As duas principais guerras de agressão no século XXI foram cometidas por potências do CSNU, os EUA, ao invadirem o Iraque em 2003, e a Rússia, ao invadir a Ucrânia em 2022. Mesmo países não-potências violam o direito internacional sem serem responsabilizados, como foi o caso do Azerbaijão, que ignorou uma ordem da Corte Internacional de Justiça em fevereiro de 2023, sem nenhuma consequência. O tema não foi sequer pauta no CSNU, onde o país poderia sofrer sanções.

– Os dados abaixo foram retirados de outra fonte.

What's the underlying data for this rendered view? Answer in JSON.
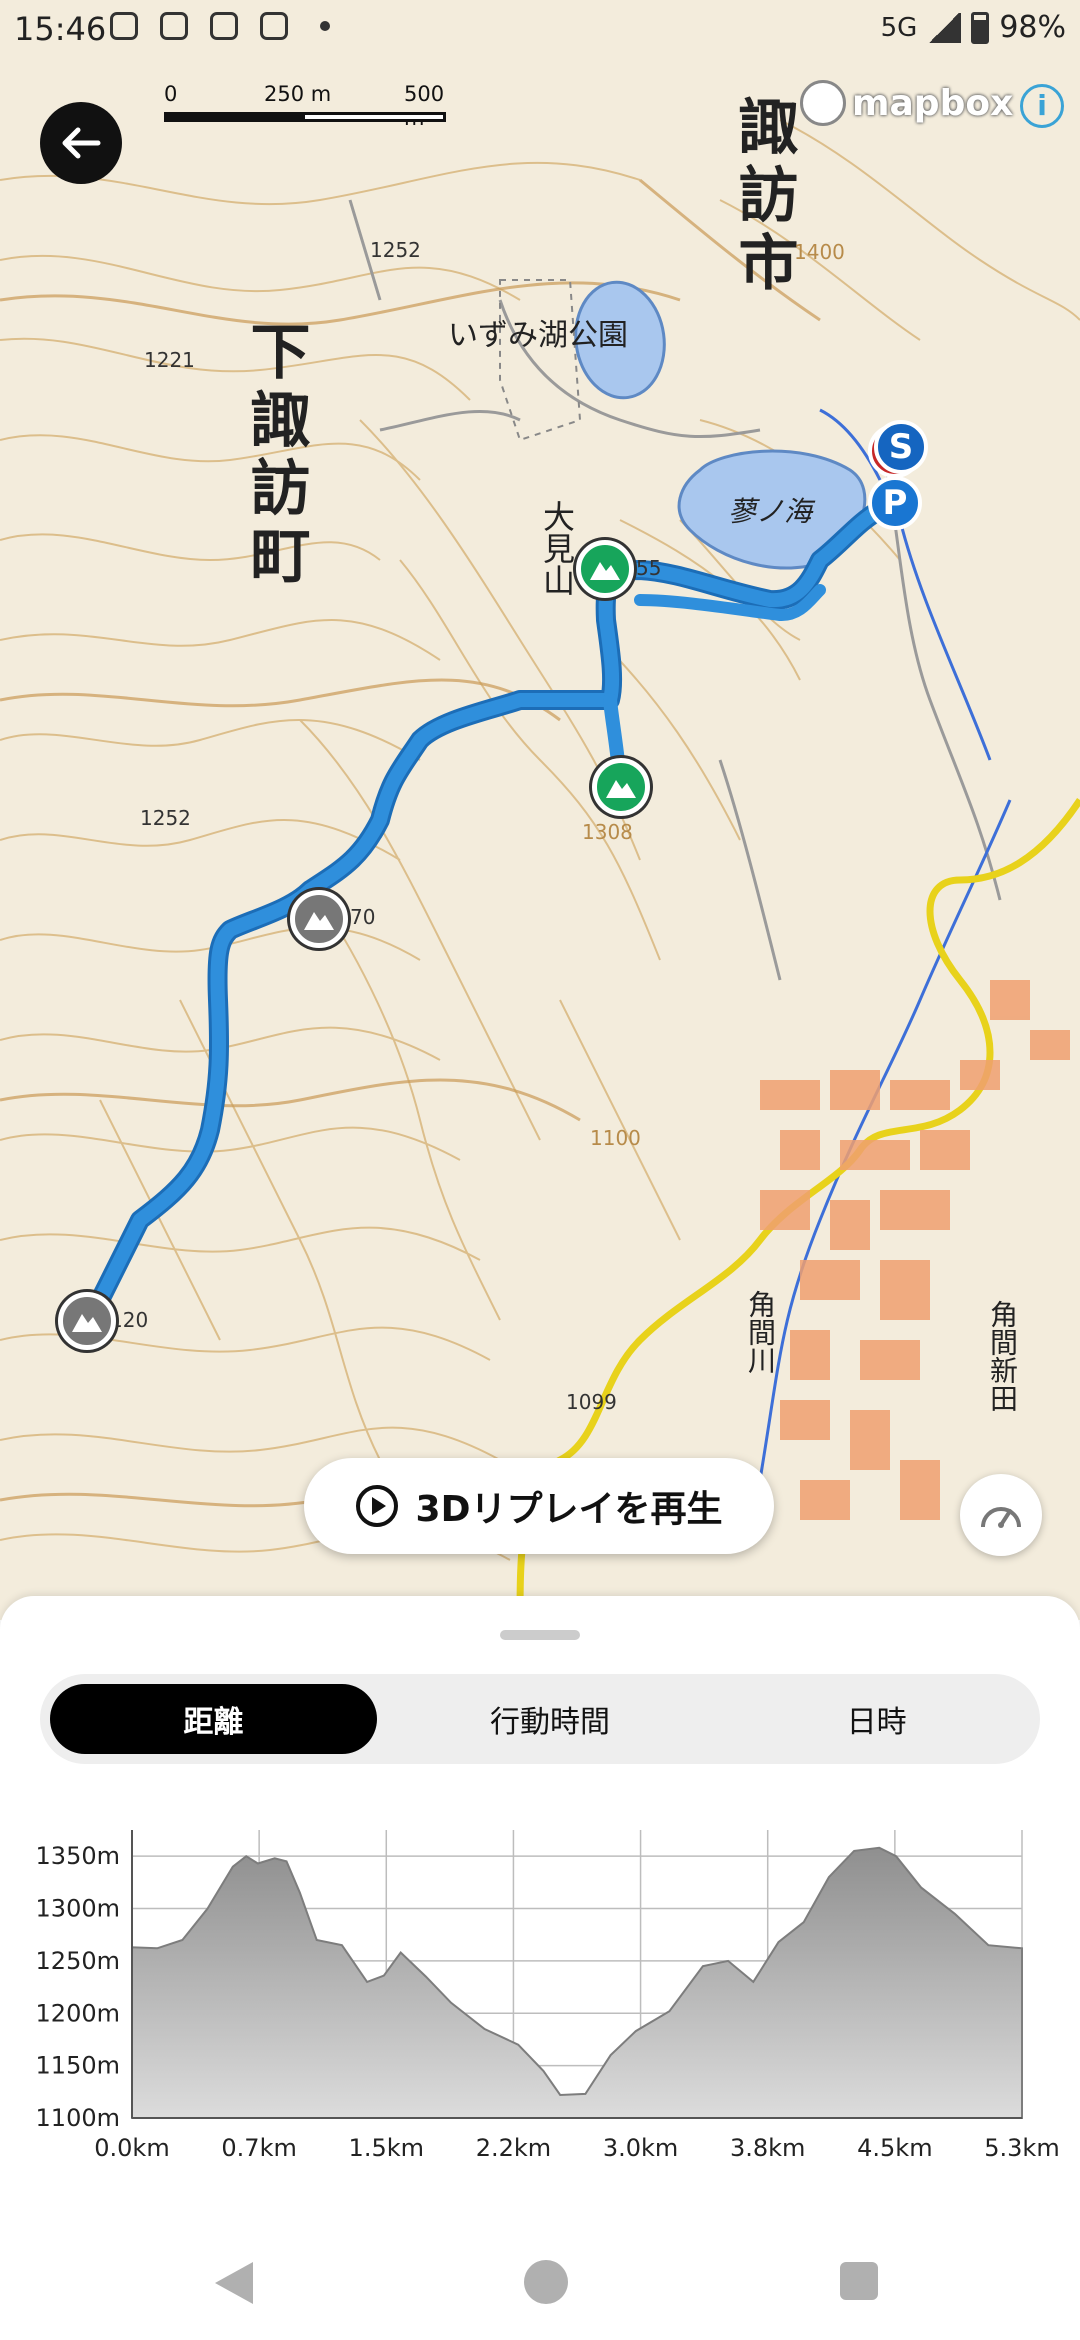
{
  "status": {
    "time": "15:46",
    "network": "5G",
    "battery": "98%"
  },
  "map": {
    "scale": {
      "zero": "0",
      "mid": "250 m",
      "end": "500 m"
    },
    "attribution": "mapbox",
    "labels": {
      "city_suwa": "諏訪市",
      "town_shimosuwa": "下諏訪町",
      "park": "いずみ湖公園",
      "lake": "蓼ノ海",
      "mountain": "大見山",
      "river": "角間川",
      "district": "角間新田"
    },
    "elevations": {
      "e1252a": "1252",
      "e1221": "1221",
      "e1252b": "1252",
      "e1099": "1099",
      "e1100": "1100",
      "e1308": "1308",
      "e1400": "1400",
      "e55": "55",
      "e70": "70",
      "e120": "120"
    },
    "pins": {
      "start": "S",
      "parking": "P"
    }
  },
  "replay_label": "3Dリプレイを再生",
  "tabs": [
    "距離",
    "行動時間",
    "日時"
  ],
  "colors": {
    "route": "#2f8fdc",
    "summit_green": "#17a55b",
    "area_fill": "#a9a9a9"
  },
  "chart_data": {
    "type": "area",
    "ylabels": [
      "1350m",
      "1300m",
      "1250m",
      "1200m",
      "1150m",
      "1100m"
    ],
    "xlabels": [
      "0.0km",
      "0.7km",
      "1.5km",
      "2.2km",
      "3.0km",
      "3.8km",
      "4.5km",
      "5.3km"
    ],
    "ylim": [
      1100,
      1375
    ],
    "xlim": [
      0,
      5.3
    ],
    "grid": true,
    "series": [
      {
        "x": [
          0,
          0.15,
          0.3,
          0.45,
          0.6,
          0.68,
          0.75,
          0.85,
          0.92,
          1.0,
          1.1,
          1.25,
          1.4,
          1.5,
          1.6,
          1.75,
          1.9,
          2.1,
          2.3,
          2.45,
          2.55,
          2.7,
          2.85,
          3.0,
          3.2,
          3.4,
          3.55,
          3.7,
          3.85,
          4.0,
          4.15,
          4.3,
          4.45,
          4.55,
          4.7,
          4.9,
          5.1,
          5.3
        ],
        "y": [
          1263,
          1262,
          1270,
          1300,
          1340,
          1350,
          1343,
          1348,
          1345,
          1315,
          1270,
          1265,
          1230,
          1236,
          1258,
          1235,
          1210,
          1185,
          1170,
          1145,
          1122,
          1123,
          1160,
          1183,
          1202,
          1245,
          1250,
          1230,
          1268,
          1287,
          1330,
          1355,
          1358,
          1350,
          1320,
          1295,
          1265,
          1262
        ]
      }
    ]
  }
}
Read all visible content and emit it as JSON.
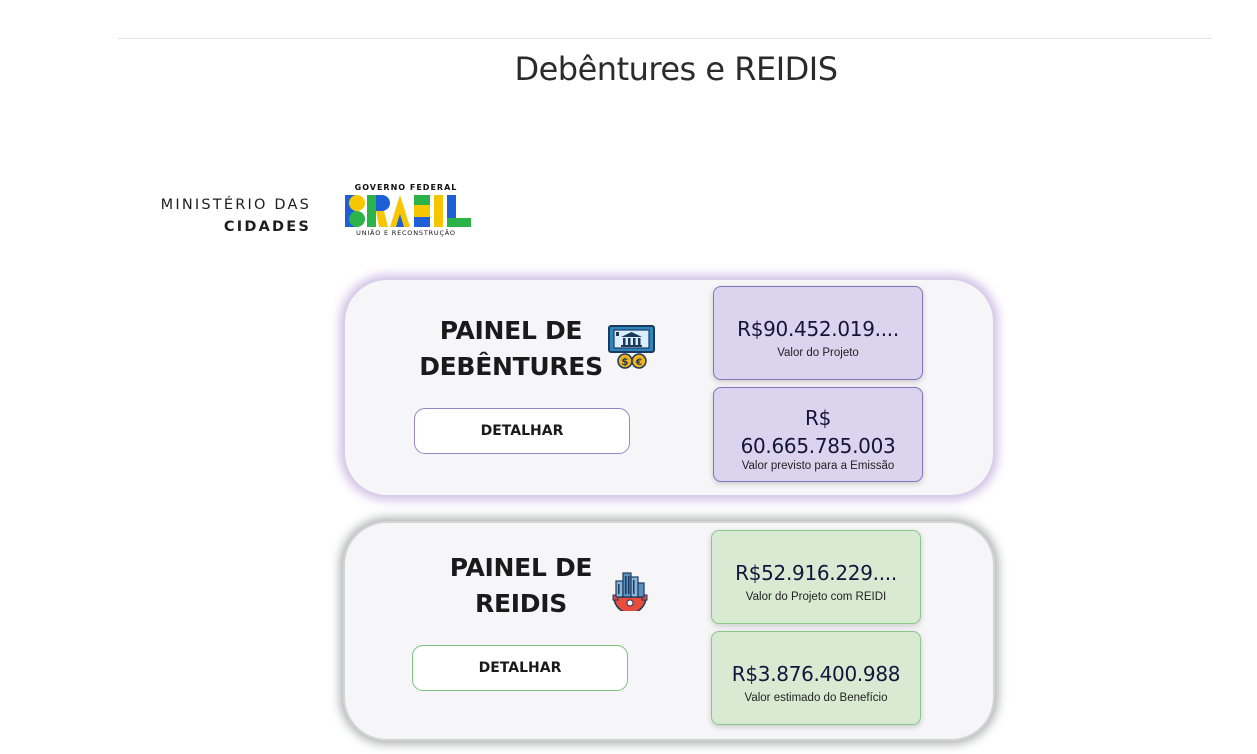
{
  "page": {
    "title": "Debêntures e REIDIS"
  },
  "logos": {
    "ministry_line1": "MINISTÉRIO DAS",
    "ministry_line2": "CIDADES",
    "gov_top": "GOVERNO FEDERAL",
    "gov_word": "BRASIL",
    "gov_bottom": "UNIÃO E RECONSTRUÇÃO"
  },
  "panels": {
    "debentures": {
      "title_line1": "PAINEL DE",
      "title_line2": "DEBÊNTURES",
      "button": "DETALHAR",
      "icon": "bank-money-icon",
      "card1": {
        "value": "R$90.452.019....",
        "label": "Valor do Projeto"
      },
      "card2": {
        "value_line1": "R$",
        "value_line2": "60.665.785.003",
        "label": "Valor previsto para a Emissão"
      }
    },
    "reidis": {
      "title_line1": "PAINEL DE",
      "title_line2": "REIDIS",
      "button": "DETALHAR",
      "icon": "city-gear-icon",
      "card1": {
        "value": "R$52.916.229....",
        "label": "Valor do Projeto com REIDI"
      },
      "card2": {
        "value": "R$3.876.400.988",
        "label": "Valor estimado do Benefício"
      }
    }
  },
  "colors": {
    "purple_card": "#dcd3ee",
    "purple_border": "#8672bd",
    "green_card": "#d9ead3",
    "green_border": "#8cc68a"
  }
}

A falta de representatividade, a inação, a falta de responsabilização e o comportamento seletivo fazem com que a legitimidade do CSNU seja cada vez mais questionada e o seu desempenho visto como um fracasso. Sua reforma é urgente, com a expansão da representatividade, a inclusão de novos países e uma eventual revisão sobre o poder de veto. Tal reforma do CSNU não é, nem deve ser, independente de outros órgãos do Sistema ONU, melhor refletindo o mundo do século XXI, muito diferente do de 1945.
Não se pode perder de vista que “as Nações Unidas não foram criadas para nos levar ao céu, mas para nos salvar do inferno”, como definiu Dag Hammarskjöld, e que o mundo provavelmente seria pior sem ela. Também não se pode deixar seduzir por idealismos baratos. Tendo essas duas afirmações em mente, a comunidade internacional precisa reformar a atual ordem internacional antes que seja tarde demais, como foi em 1914, após o fracasso da ordem de Viena, e em 1939, após o fracasso da Liga das Nações.